Business Services Industry

The U.S. economy to 2016: slower growth as boomers begin to retire

Monthly Labor Review, Nov, 2007 by Betty W. Su

By mid-2003, business investment started to recover, benefiting partly from a temporary tax break that allowed companies to write off their investment in new plant and equipment and partly from a reduction in the capital gains and dividend tax rates. (16) The ensuing turnaround in business investment during the 2004-06 period, and especially in 2006, was dramatic because of continuing growth in output, a tight labor market, and strong demand for new capital equipment. Between 1996 and 2006, nonresidential spending for equipment and software exhibited a growth rate of 6.1 percent annually, far exceeding the pace of GDP growth over the same timeframe. (See table 6.)

After the collapse of the dot-com market, investment in nonresidential construction, including buildings for office use and industrial buildings, dropped by about 8.0 percent from 2000 to 2003. Moreover, a sizable decline in investment in power and communication facilities occurred during the 2004-05 period. Nevertheless, purchases of nonresidential structures have picked up during the past couple of years, due in part to a decline in available space when the investment slump in the early 2000s left many markets with too few new buildings. Taken together, all these changes during the early years of the 21st century resulted in purchases of nonresidential structures increasing at an average annual pace of 0.3 percent between 1996 and 2006, in contrast to a decrease of 0.4 percent over the 1986-96 period.

BLS projections indicate that, over the coming decade, the U.S. economy will expand at a steady pace with good profitability, technological innovation, and solid growth in demand. Meanwhile, nonresidential investment in equipment and software is expected to grow at a sustainable rate of 4.9 percent per year from 2006 to 2016. Purchases of nonresidential structures are anticipated to grow faster than the historical pace, but still modestly, at a 1.5-percent rate of growth annually over the projection period.

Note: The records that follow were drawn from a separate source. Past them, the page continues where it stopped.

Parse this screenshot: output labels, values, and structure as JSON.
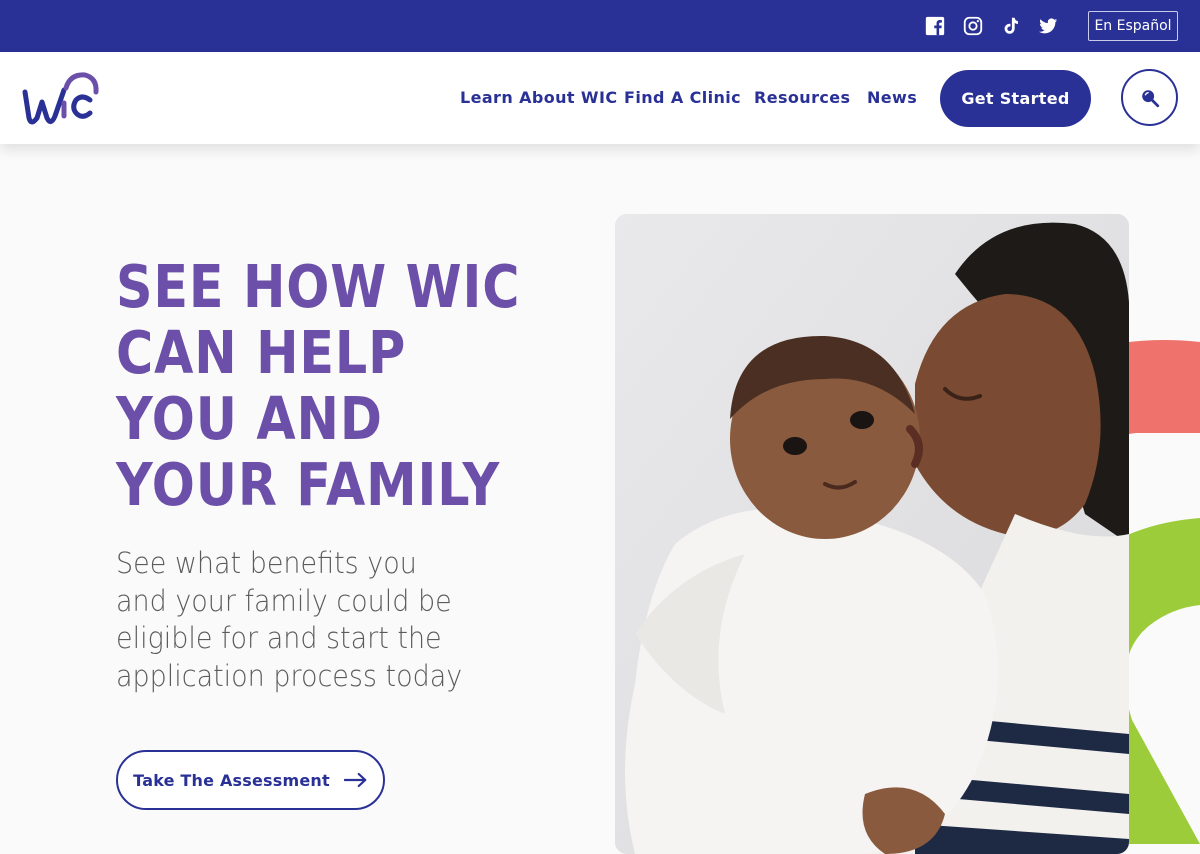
{
  "topbar": {
    "social_icons": [
      "facebook-icon",
      "instagram-icon",
      "tiktok-icon",
      "twitter-icon"
    ],
    "language_label": "En Español"
  },
  "navbar": {
    "logo_text": "wic",
    "links": [
      {
        "label": "Learn About WIC"
      },
      {
        "label": "Find A Clinic"
      },
      {
        "label": "Resources"
      },
      {
        "label": "News"
      }
    ],
    "cta_label": "Get Started",
    "search_icon": "search-icon"
  },
  "hero": {
    "title_lines": [
      "SEE HOW WIC",
      "CAN HELP",
      "YOU AND",
      "YOUR FAMILY"
    ],
    "subtitle": "See what benefits you and your family could be eligible for and start the application process today",
    "button_label": "Take The Assessment",
    "button_icon": "arrow-right-icon",
    "image_alt": "mother-kissing-baby-photo"
  },
  "colors": {
    "brand_navy": "#2a3196",
    "headline_purple": "#6b4fa8",
    "accent_coral": "#ef736c",
    "accent_green": "#9ccc3a"
  }
}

Residential investment. When the U.S. economy entered into a recession in 2001, the strength of the housing market kept the downturn short and mild. After 5 boom years of record sales for new and existing homes from 2001 through 2005, the housing market dropped in 2006. Clearly, the robust upswing in the previous housing market cycle was due largely to a combination of particularly low mortgage rates and high expectations of rapid growth in housing prices. In addition, immigration into the United States fueled activity in the housing market. When rates on a 30-year mortgage sank to a four-decade low of 5.37 percent in April 2004, housing starts surged to 1.95 million units that year, followed by an all-time high of 2.07 million units in 2005. The national homeownership rate set a record high of 69.0 percent in 2004 and repeated the performance in 2005. Overall, residential construction grew at a historically high average of 8.3 percent annually from 2003 to 2005.

Starting in 2006, however, the once-hot housing market cooled considerably when potential buyers found home ownership less affordable in the face of rising housing prices and mortgage interest rates. Slowing demand led to sharply increasing numbers of homes on the market and resulted in stagnating housing prices. Defaults mounted in the market for subprime home loans and led to a wave of foreclosures and more homes remaining in an oversupplied market. In many markets across the Nation, home sales and prices fell sharply as a result. New-home sales plunged to 1.051 million units in 2006, down from a record 1.283 million units in 2005.